Berufshaftpflicht ab dem ersten Tag

Wir empfehlen den Abschluss einer leistungsstarken Berufshaftpflicht bereits ab dem Tag der Aufnahme der betrieblichen Tätigkeit, selbst wenn nicht ohnehin gesetzlich vorgeschrieben ist. Denn bereits ab diesem Tag setzt man sich dem Risiko aus, für Personen-, Sach- oder Vermögensschäden verantwortlich gemacht zu werden. Gerade für Start-Ups gibt es sogar noch attraktive Gründerrabatte.


FAQ: Häufige Fragen und Antworten

Fragen und Antworten zum Thema Berufshaftpflichtversicherungen für Gründer.

1. Ist eine Berufshaftpflichtversicherung freiwillig oder Pflicht?

 Grundsätzlich kann diese Art von Gewerbeversicherung vom Gründer freiwillig abgeschlossen werden. Für einige Berufsgruppen ist der Abschluss einer solchen Haftpflichtversicherung allerdings verpflichtend. Dies ist beispielsweise der Fall bei Architekten, Ärzten, Dolmetschern, Ingenieuren, Notaren, Rechtsanwälten, Steuerberatern, Wirtschaftsprüfern und Versicherungsmaklern.

2. Gilt die Berufshaftpflichtversicherung auch im Ausland?
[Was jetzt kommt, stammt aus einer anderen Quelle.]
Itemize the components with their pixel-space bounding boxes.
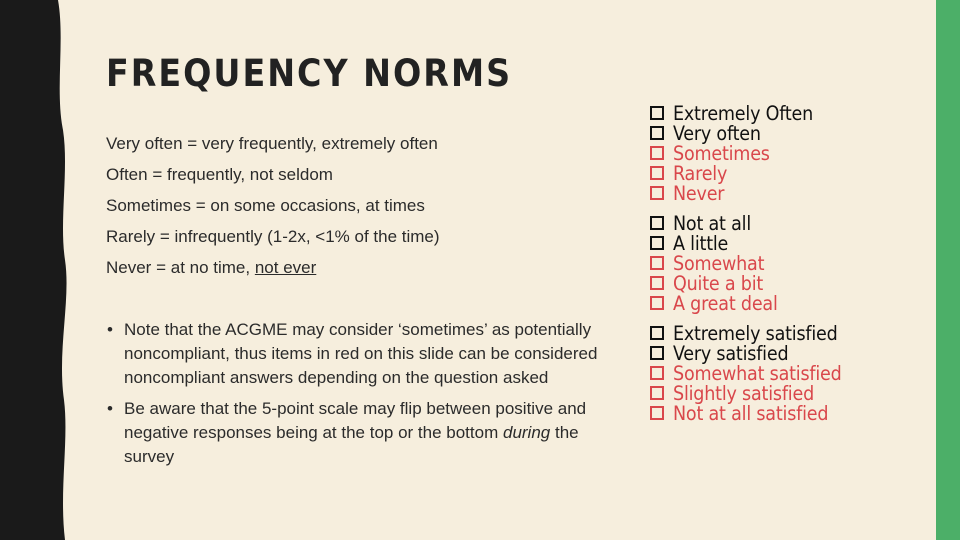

→ Den uneingeschränkten Versicherungsschutz genießt das Unternehmen prinzipiell nur innerhalb der Bundesrepublik Deutschland. Aber auch im Ausland besteht grundsätzlich Versicherungsschutz. Die Dauer sowie der Leistungsumfang können allerdings vom inländischen Schutzbereich abweichen. Innerhalb Europas sind Aufenthalte im Ausland im Regelfall mehrere Jahre, im weltweiten Ausland hingegen oftmals nur wenige Monate versichert. Es lohnt ein Blick in die individuellen Vertragsbedingungen.

3. Für welche Art von Schäden kommt die Berufshaftpflicht auf?

→ Die Berufshaftpflichtversicherung ersetzt je nach Tarif in der Regel Personen-, Sach- und echte Vermögensschäden. Es handelt sich damit um eine Kombination aus Vermögensschadenshaftpflicht und Berufshaftpflicht.

4. Kann für die Berufshaftpflicht eine Selbstbeteiligung vereinbart werden?

→ Ja, es besteht prinzipiell immer die Möglichkeit, eine Selbstbeteiligung zu wählen. In diesem Fall übernimmt man bis zur gewählten Höhe des Selbstbehalts die entstandenen Kosten selbst. Erst, wenn der Schaden höher ist, zahlt die Versicherung. Eine höhere Selbstbeteiligung senkt die zu zahlenden Versicherungskosten.

5. Was hat es mit der sogenannten Nachhaftung auf sich?

Wird die versicherte Tätigkeit aus Altersgründen aufgegeben, kommt die jeweilige Versicherung auch für Schäden auf, die erst im Nachhinein (also nach der Schließung) bekanntgeworden sind. Eine Nachhaftung von mehreren Jahren, in den meisten Fällen fünf bis zehn Jahre, sichert den Selbstständigen auch für die Zukunft ab.


Fazit

Eine Berufshaftpflichtversicherung ist eine Kombination aus Vermögensschadens- und Betriebshaftpflichtversicherung. Sie sichert den Gründer gegen vielfältige Schadensszenarien ab und ersetzt dabei nicht nur Personen- und Sachschäden, sondern auch echte Vermögensschäden. Während der Abschluss einer solchen Gewerbeversicherung für viele Berufsgruppen, wie zum Beispiel Ärzte, Rechtsanwälte, Apotheker und Wirtschaftsprüfer, bereits gesetzlich vorgeschrieben ist, können andere Berufsgruppen die Berufshaftpflichtversicherung auf freiwilliger Basis wählen.